Это была для него, девятнадцатилетнего, уже не первая ночь, проведенная за столом. Он давно, с удивлением и радостью, убедился, что и на крышах этих нищих густозаселенных домов поют птицы, что даже большие города, когда спят, настраивают человека, прислушивающегося к их дыханию, на такой же нежный лад, как его, которого бессонная ночь сделала стражем всех беззащитных.

Дойно усмехнулся той уверенности, с которой этот юнец считал, что ему ясна суть закона власти, и той презрительной иронии, с которой он писал о власть имущих и их поклонниках.

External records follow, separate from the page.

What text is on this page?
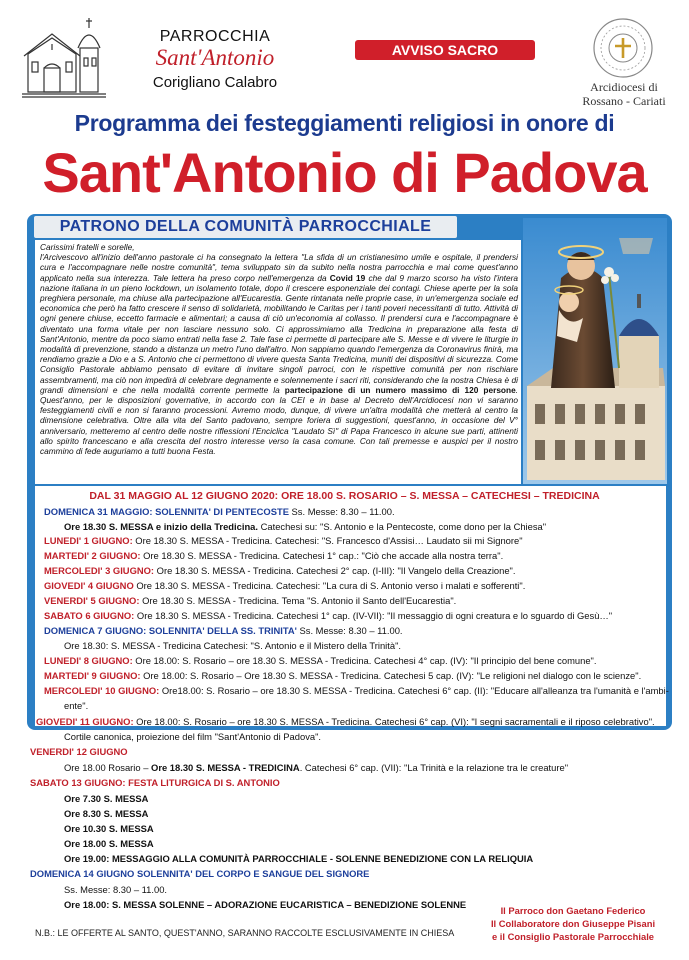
PARROCCHIA
Sant'Antonio
Corigliano Calabro
AVVISO SACRO
Arcidiocesi di
Rossano - Cariati
Programma dei festeggiamenti religiosi in onore di
Sant'Antonio di Padova
PATRONO DELLA COMUNITÀ PARROCCHIALE
Carissimi fratelli e sorelle,
l'Arcivescovo all'inizio dell'anno pastorale ci ha consegnato la lettera "La sfida di un cristianesimo umile e ospitale, il prendersi cura e l'accompagnare nelle nostre comunità", tema sviluppato sin da subito nella nostra parrocchia e mai come quest'anno applicato nella sua interezza. Tale lettera ha preso corpo nell'emergenza da Covid 19 che dal 9 marzo scorso ha visto l'intera nazione italiana in un pieno lockdown, un isolamento totale, dopo il crescere esponenziale dei contagi. Chiese aperte per la sola preghiera personale, ma chiuse alla partecipazione all'Eucarestia. Gente rintanata nelle proprie case, in un'emergenza sociale ed economica che però ha fatto crescere il senso di solidarietà, mobilitando le Caritas per i tanti poveri necessitanti di tutto. Attività di ogni genere chiuse, eccetto farmacie e alimentari; a causa di ciò un'economia al collasso. Il prendersi cura e l'accompagnare è diventato una forma vitale per non lasciare nessuno solo. Ci approssimiamo alla Tredicina in preparazione alla festa di Sant'Antonio, mentre da poco siamo entrati nella fase 2. Tale fase ci permette di partecipare alle S. Messe e di vivere le liturgie in modalità di prevenzione, stando a distanza un metro l'uno dall'altro. Non sappiamo quando l'emergenza da Coronavirus finirà, ma rendiamo grazie a Dio e a S. Antonio che ci permettono di vivere questa Santa Tredicina, muniti dei dispositivi di sicurezza. Come Consiglio Pastorale abbiamo pensato di evitare di invitare singoli parroci, con le rispettive comunità per non rischiare assembramenti, ma ciò non impedirà di celebrare degnamente e solennemente i sacri riti, considerando che la nostra Chiesa è di grandi dimensioni e che nella modalità corrente permette la partecipazione di un numero massimo di 120 persone. Quest'anno, per le disposizioni governative, in accordo con la CEI e in base al Decreto dell'Arcidiocesi non vi saranno festeggiamenti civili e non si faranno processioni. Avremo modo, dunque, di vivere un'altra modalità che metterà al centro la dimensione celebrativa. Oltre alla vita del Santo padovano, sempre foriera di suggestioni, quest'anno, in occasione del V° anniversario, metteremo al centro delle nostre riflessioni l'Enciclica "Laudato Sì" di Papa Francesco in alcune sue parti, attinenti allo spirito francescano e alla crescita del nostro interesse verso la casa comune. Con tali premesse e auspici per il nostro cammino di fede auguriamo a tutti buona Festa.
DAL 31 MAGGIO AL 12 GIUGNO 2020: ORE 18.00 S. ROSARIO – S. MESSA – CATECHESI – TREDICINA
DOMENICA 31 MAGGIO: SOLENNITA' DI PENTECOSTE Ss. Messe: 8.30 – 11.00.
Ore 18.30 S. MESSA e inizio della Tredicina. Catechesi su: "S. Antonio e la Pentecoste, come dono per la Chiesa"
LUNEDI' 1 GIUGNO: Ore 18.30 S. MESSA - Tredicina. Catechesi: "S. Francesco d'Assisi… Laudato sii mi Signore"
MARTEDI' 2 GIUGNO: Ore 18.30 S. MESSA - Tredicina. Catechesi 1° cap.: "Ciò che accade alla nostra terra".
MERCOLEDI' 3 GIUGNO: Ore 18.30 S. MESSA - Tredicina. Catechesi 2° cap. (I-III): "Il Vangelo della Creazione".
GIOVEDI' 4 GIUGNO Ore 18.30 S. MESSA - Tredicina. Catechesi: "La cura di S. Antonio verso i malati e sofferenti".
VENERDI' 5 GIUGNO: Ore 18.30 S. MESSA - Tredicina. Tema "S. Antonio il Santo dell'Eucarestia".
SABATO 6 GIUGNO: Ore 18.30 S. MESSA - Tredicina. Catechesi 1° cap. (IV-VII): "Il messaggio di ogni creatura e lo sguardo di Gesù…"
DOMENICA 7 GIUGNO: SOLENNITA' DELLA SS. TRINITA' Ss. Messe: 8.30 – 11.00.
Ore 18.30: S. MESSA - Tredicina Catechesi: "S. Antonio e il Mistero della Trinità".
LUNEDI' 8 GIUGNO: Ore 18.00: S. Rosario – ore 18.30 S. MESSA - Tredicina. Catechesi 4° cap. (IV): "Il principio del bene comune".
MARTEDI' 9 GIUGNO: Ore 18.00: S. Rosario – Ore 18.30 S. MESSA - Tredicina. Catechesi 5 cap. (IV): "Le religioni nel dialogo con le scienze".
MERCOLEDI' 10 GIUGNO: Ore18.00: S. Rosario – ore 18.30 S. MESSA - Tredicina. Catechesi 6° cap. (II): "Educare all'alleanza tra l'umanità e l'ambi-
ente".
GIOVEDI' 11 GIUGNO: Ore 18.00: S. Rosario – ore 18.30 S. MESSA - Tredicina. Catechesi 6° cap. (VI): "I segni sacramentali e il riposo celebrativo".
Cortile canonica, proiezione del film "Sant'Antonio di Padova".
VENERDI' 12 GIUGNO
Ore 18.00 Rosario – Ore 18.30 S. MESSA - TREDICINA. Catechesi 6° cap. (VII): "La Trinità e la relazione tra le creature"
SABATO 13 GIUGNO: FESTA LITURGICA DI S. ANTONIO
Ore 7.30 S. MESSA
Ore 8.30 S. MESSA
Ore 10.30 S. MESSA
Ore 18.00 S. MESSA
Ore 19.00: MESSAGGIO ALLA COMUNITÀ PARROCCHIALE - SOLENNE BENEDIZIONE CON LA RELIQUIA
DOMENICA 14 GIUGNO SOLENNITA' DEL CORPO E SANGUE DEL SIGNORE
Ss. Messe: 8.30 – 11.00.
Ore 18.00: S. MESSA SOLENNE – ADORAZIONE EUCARISTICA – BENEDIZIONE SOLENNE
Il Parroco don Gaetano Federico
Il Collaboratore don Giuseppe Pisani
e il Consiglio Pastorale Parrocchiale
N.B.: LE OFFERTE AL SANTO, QUEST'ANNO, SARANNO RACCOLTE ESCLUSIVAMENTE IN CHIESA
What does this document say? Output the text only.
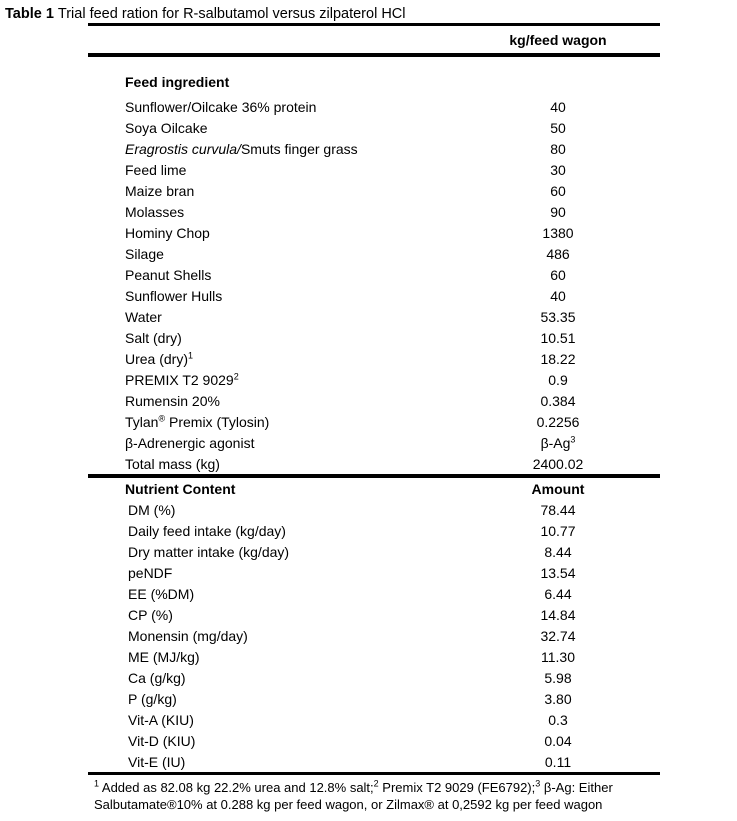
Table 1 Trial feed ration for R-salbutamol versus zilpaterol HCl
kg/feed wagon
Feed ingredient
Sunflower/Oilcake 36% protein	40
Soya Oilcake	50
Eragrostis curvula/Smuts finger grass	80
Feed lime	30
Maize bran	60
Molasses	90
Hominy Chop	1380
Silage	486
Peanut Shells	60
Sunflower Hulls	40
Water	53.35
Salt (dry)	10.51
Urea (dry)$^1$	18.22
PREMIX T2 9029$^2$	0.9
Rumensin 20%	0.384
Tylan® Premix (Tylosin)	0.2256
β-Adrenergic agonist	β-Ag$^3$
Total mass (kg)	2400.02
Nutrient Content	Amount
DM (%)	78.44
Daily feed intake (kg/day)	10.77
Dry matter intake (kg/day)	8.44
peNDF	13.54
EE (%DM)	6.44
CP (%)	14.84
Monensin (mg/day)	32.74
ME (MJ/kg)	11.30
Ca (g/kg)	5.98
P (g/kg)	3.80
Vit-A (KIU)	0.3
Vit-D (KIU)	0.04
Vit-E (IU)	0.11
$^1$ Added as 82.08 kg 22.2% urea and 12.8% salt;$^2$ Premix T2 9029 (FE6792);$^3$ β-Ag: Either
Salbutamate®10% at 0.288 kg per feed wagon, or Zilmax® at 0,2592 kg per feed wagon
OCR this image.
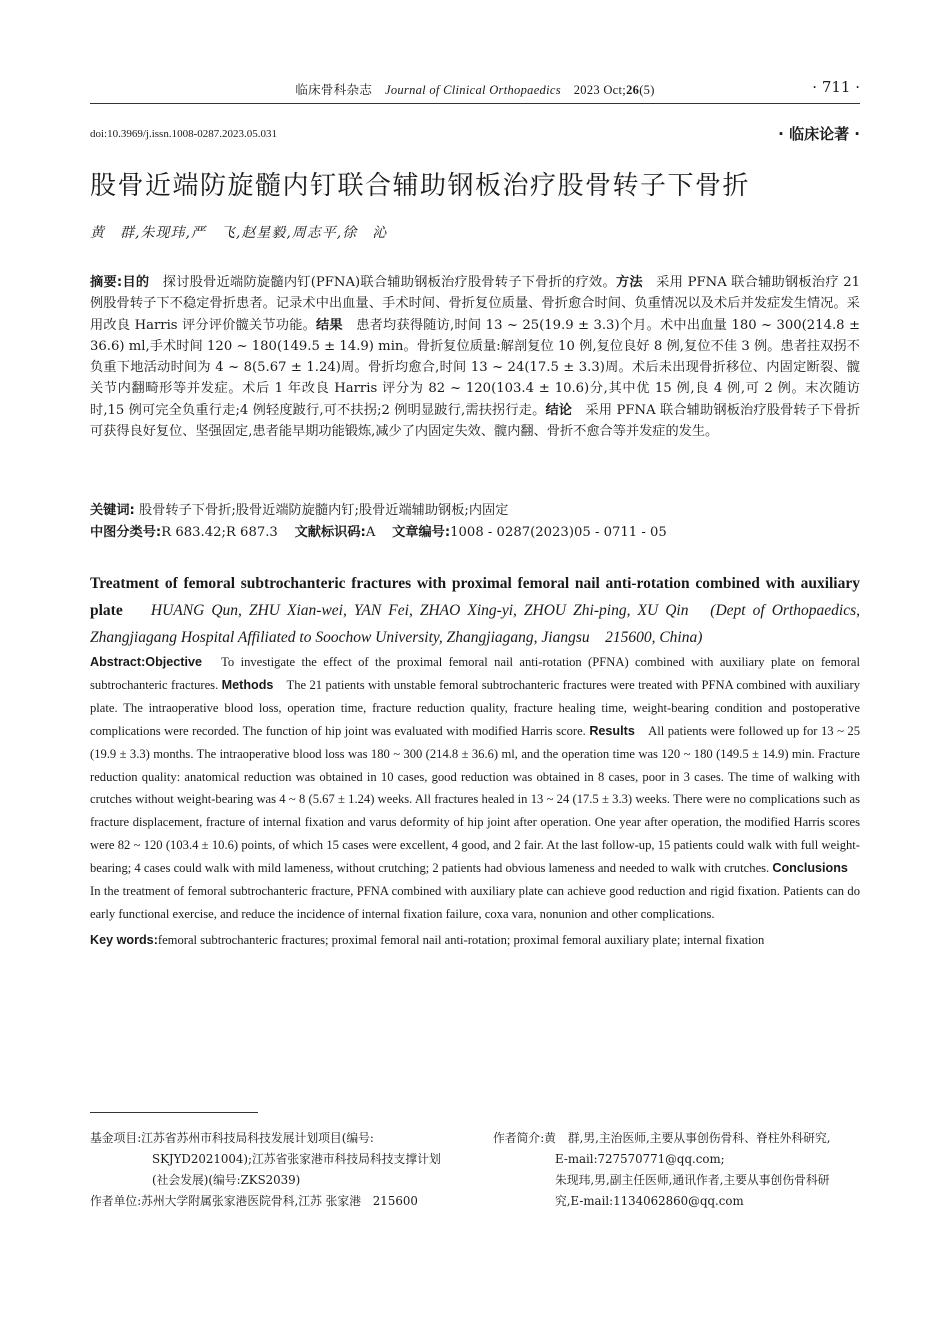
临床骨科杂志 Journal of Clinical Orthopaedics 2023 Oct;26(5)	· 711 ·
doi:10.3969/j.issn.1008-0287.2023.05.031	· 临床论著 ·
股骨近端防旋髓内钉联合辅助钢板治疗股骨转子下骨折
黄　群,朱现玮,严　飞,赵星毅,周志平,徐　沁
摘要:目的　探讨股骨近端防旋髓内钉(PFNA)联合辅助钢板治疗股骨转子下骨折的疗效。方法　采用 PFNA 联合辅助钢板治疗 21 例股骨转子下不稳定骨折患者。记录术中出血量、手术时间、骨折复位质量、骨折愈合时间、负重情况以及术后并发症发生情况。采用改良 Harris 评分评价髋关节功能。结果　患者均获得随访,时间 13 ~ 25(19.9 ± 3.3)个月。术中出血量 180 ~ 300(214.8 ± 36.6) ml,手术时间 120 ~ 180(149.5 ± 14.9) min。骨折复位质量:解剖复位 10 例,复位良好 8 例,复位不佳 3 例。患者拄双拐不负重下地活动时间为 4 ~ 8(5.67 ± 1.24)周。骨折均愈合,时间 13 ~ 24(17.5 ± 3.3)周。术后未出现骨折移位、内固定断裂、髋关节内翻畸形等并发症。术后 1 年改良 Harris 评分为 82 ~ 120(103.4 ± 10.6)分,其中优 15 例,良 4 例,可 2 例。末次随访时,15 例可完全负重行走;4 例轻度跛行,可不扶拐;2 例明显跛行,需扶拐行走。结论　采用 PFNA 联合辅助钢板治疗股骨转子下骨折可获得良好复位、坚强固定,患者能早期功能锻炼,减少了内固定失效、髋内翻、骨折不愈合等并发症的发生。
关键词: 股骨转子下骨折;股骨近端防旋髓内钉;股骨近端辅助钢板;内固定
中图分类号:R 683.42;R 687.3 文献标识码:A 文章编号:1008 - 0287(2023)05 - 0711 - 05
Treatment of femoral subtrochanteric fractures with proximal femoral nail anti-rotation combined with auxiliary plate HUANG Qun, ZHU Xian-wei, YAN Fei, ZHAO Xing-yi, ZHOU Zhi-ping, XU Qin　(Dept of Orthopaedics, Zhangjiagang Hospital Affiliated to Soochow University, Zhangjiagang, Jiangsu　215600, China)
Abstract:Objective　To investigate the effect of the proximal femoral nail anti-rotation (PFNA) combined with auxiliary plate on femoral subtrochanteric fractures. Methods　The 21 patients with unstable femoral subtrochanteric fractures were treated with PFNA combined with auxiliary plate. The intraoperative blood loss, operation time, fracture reduction quality, fracture healing time, weight-bearing condition and postoperative complications were recorded. The function of hip joint was evaluated with modified Harris score. Results　All patients were followed up for 13 ~ 25 (19.9 ± 3.3) months. The intraoperative blood loss was 180 ~ 300 (214.8 ± 36.6) ml, and the operation time was 120 ~ 180 (149.5 ± 14.9) min. Fracture reduction quality: anatomical reduction was obtained in 10 cases, good reduction was obtained in 8 cases, poor in 3 cases. The time of walking with crutches without weight-bearing was 4 ~ 8 (5.67 ± 1.24) weeks. All fractures healed in 13 ~ 24 (17.5 ± 3.3) weeks. There were no complications such as fracture displacement, fracture of internal fixation and varus deformity of hip joint after operation. One year after operation, the modified Harris scores were 82 ~ 120 (103.4 ± 10.6) points, of which 15 cases were excellent, 4 good, and 2 fair. At the last follow-up, 15 patients could walk with full weight-bearing; 4 cases could walk with mild lameness, without crutching; 2 patients had obvious lameness and needed to walk with crutches. Conclusions　In the treatment of femoral subtrochanteric fracture, PFNA combined with auxiliary plate can achieve good reduction and rigid fixation. Patients can do early functional exercise, and reduce the incidence of internal fixation failure, coxa vara, nonunion and other complications.
Key words:femoral subtrochanteric fractures; proximal femoral nail anti-rotation; proximal femoral auxiliary plate; internal fixation
基金项目:江苏省苏州市科技局科技发展计划项目(编号:
SKJYD2021004);江苏省张家港市科技局科技支撑计划
(社会发展)(编号:ZKS2039)
作者单位:苏州大学附属张家港医院骨科,江苏 张家港　215600
作者简介:黄　群,男,主治医师,主要从事创伤骨科、脊柱外科研究,
E-mail:727570771@qq.com;
朱现玮,男,副主任医师,通讯作者,主要从事创伤骨科研
究,E-mail:1134062860@qq.com
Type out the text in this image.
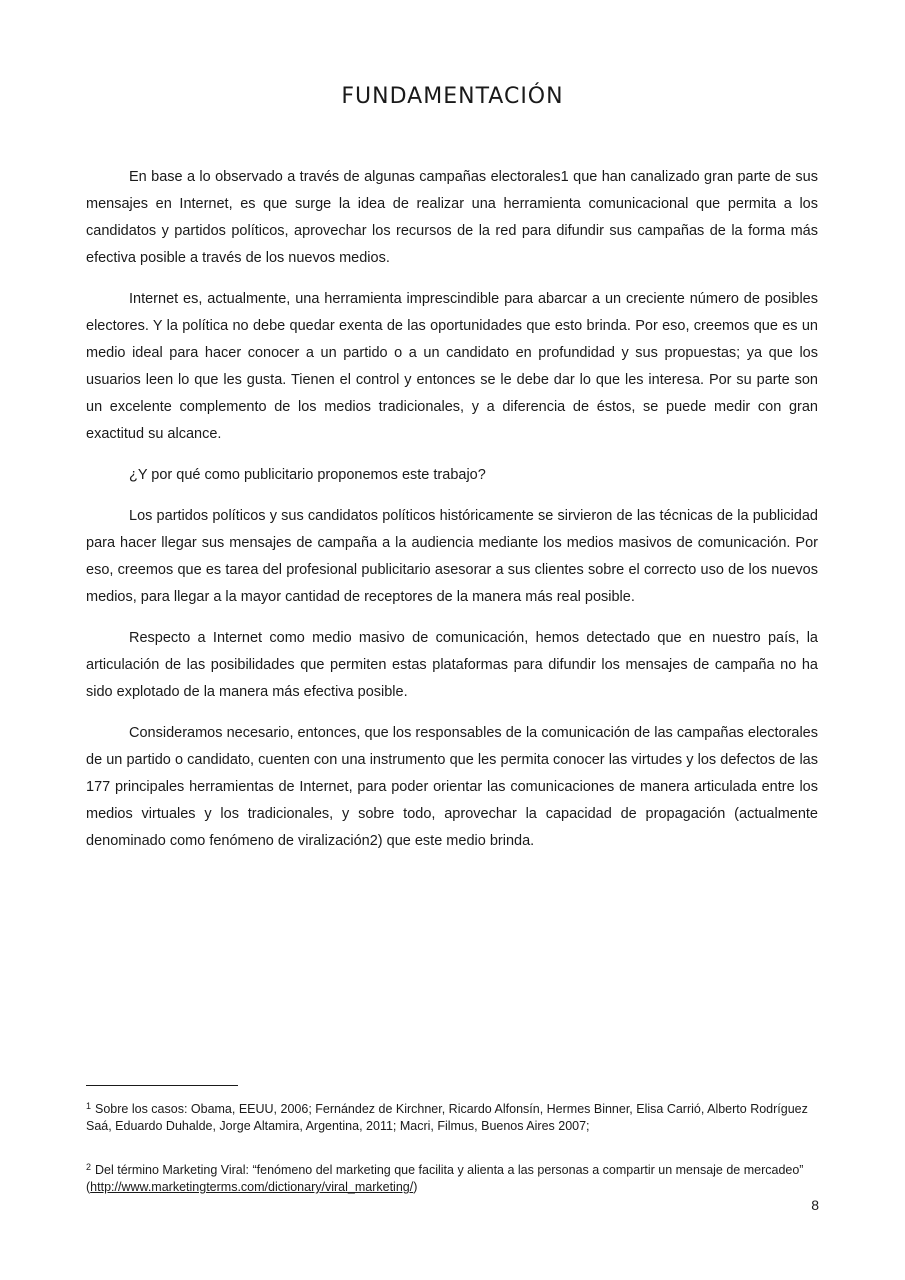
FUNDAMENTACIÓN

En base a lo observado a través de algunas campañas electorales1 que han canalizado gran parte de sus mensajes en Internet, es que surge la idea de realizar una herramienta comunicacional que permita a los candidatos y partidos políticos, aprovechar los recursos de la red para difundir sus campañas de la forma más efectiva posible a través de los nuevos medios.

Internet es, actualmente, una herramienta imprescindible para abarcar a un creciente número de posibles electores. Y la política no debe quedar exenta de las oportunidades que esto brinda. Por eso, creemos que es un medio ideal para hacer conocer a un partido o a un candidato en profundidad y sus propuestas; ya que los usuarios leen lo que les gusta. Tienen el control y entonces se le debe dar lo que les interesa. Por su parte son un excelente complemento de los medios tradicionales, y a diferencia de éstos, se puede medir con gran exactitud su alcance.

¿Y por qué como publicitario proponemos este trabajo?

Los partidos políticos y sus candidatos políticos históricamente se sirvieron de las técnicas de la publicidad para hacer llegar sus mensajes de campaña a la audiencia mediante los medios masivos de comunicación. Por eso, creemos que es tarea del profesional publicitario asesorar a sus clientes sobre el correcto uso de los nuevos medios, para llegar a la mayor cantidad de receptores de la manera más real posible.

Respecto a Internet como medio masivo de comunicación, hemos detectado que en nuestro país, la articulación de las posibilidades que permiten estas plataformas para difundir los mensajes de campaña no ha sido explotado de la manera más efectiva posible.

Consideramos necesario, entonces, que los responsables de la comunicación de las campañas electorales de un partido o candidato, cuenten con una instrumento que les permita conocer las virtudes y los defectos de las 177 principales herramientas de Internet, para poder orientar las comunicaciones de manera articulada entre los medios virtuales y los tradicionales, y sobre todo, aprovechar la capacidad de propagación (actualmente denominado como fenómeno de viralización2) que este medio brinda.

$^1$ Sobre los casos: Obama, EEUU, 2006; Fernández de Kirchner, Ricardo Alfonsín, Hermes Binner, Elisa Carrió, Alberto Rodríguez Saá, Eduardo Duhalde, Jorge Altamira, Argentina, 2011; Macri, Filmus, Buenos Aires 2007;

$^2$ Del término Marketing Viral: “fenómeno del marketing que facilita y alienta a las personas a compartir un mensaje de mercadeo” (http://www.marketingterms.com/dictionary/viral_marketing/)

8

Он услышал последние слова лекции Штеттена:

«…можно считать доказанным, что идея живет только в оппозиции к власти, будучи же связана с нею и превращена в институцию с целью ее оправдания, идея гибнет. История власти есть история изнасилованной и преданной идеи.

Революционная же идея, о которой говорим мы, победит, лишь став человеческой институцией, то есть властью всех, то есть безвластием всех институций».

— Не думаете ли вы, Фабер, что сейчас как раз подходящий момент опубликовать эти работы? — спросил Штеттен. Он смотрел прямо в лицо Дойно с каким-то странным любопытством, точно желая наконец узнать его, точно ища в этом лице другое, похожее, которое любил когда-то и которое вспомнилось ему во время чтения.

— Юноша, написавший все это в таком довольно высокомерном стиле, имел, несомненно, добрые намерения. Думаю, вы переоцениваете его, профессор, как, возможно, переоценивал бы и я, если бы не был связан с ним особыми духовными узами. Но куда важнее то, что написано это было в революционный период, когда революция повсюду наступала. Теперь все иначе. Сейчас мы — возможно, и не надолго, но отступаем. Это касается международного рабочего класса в целом и России — в особенности. В такой ситуации опубликовать эти вещи значило бы в первую очередь нанести удар по Советскому Союзу — именно потому, что наш юный автор выступает с позиций революционного критика власти вообще, хотя субъективно он прав.

— Да вы вслушайтесь в то, что вы говорите, Фабер, неужто вы не замечаете, насколько все это слабо? Так всегда говорят цензоры, у которых нечиста совесть. Если то, за что вы боретесь, требует такого щадящего обращения, то чего же оно стоит, чем оправдывает свое существование? В последний раз, когда вы у меня были, вы говорили о партийной правде. И сказали, что особенность вашей партии в том и состоит, что она не боится правды, что любая правда, если только это полная правда, пойдет ей на пользу. Может быть, это уже не так, Фабер?

— Нет, это так.

— Значит, тогда и все написанное этим юношей тоже правда — или нет?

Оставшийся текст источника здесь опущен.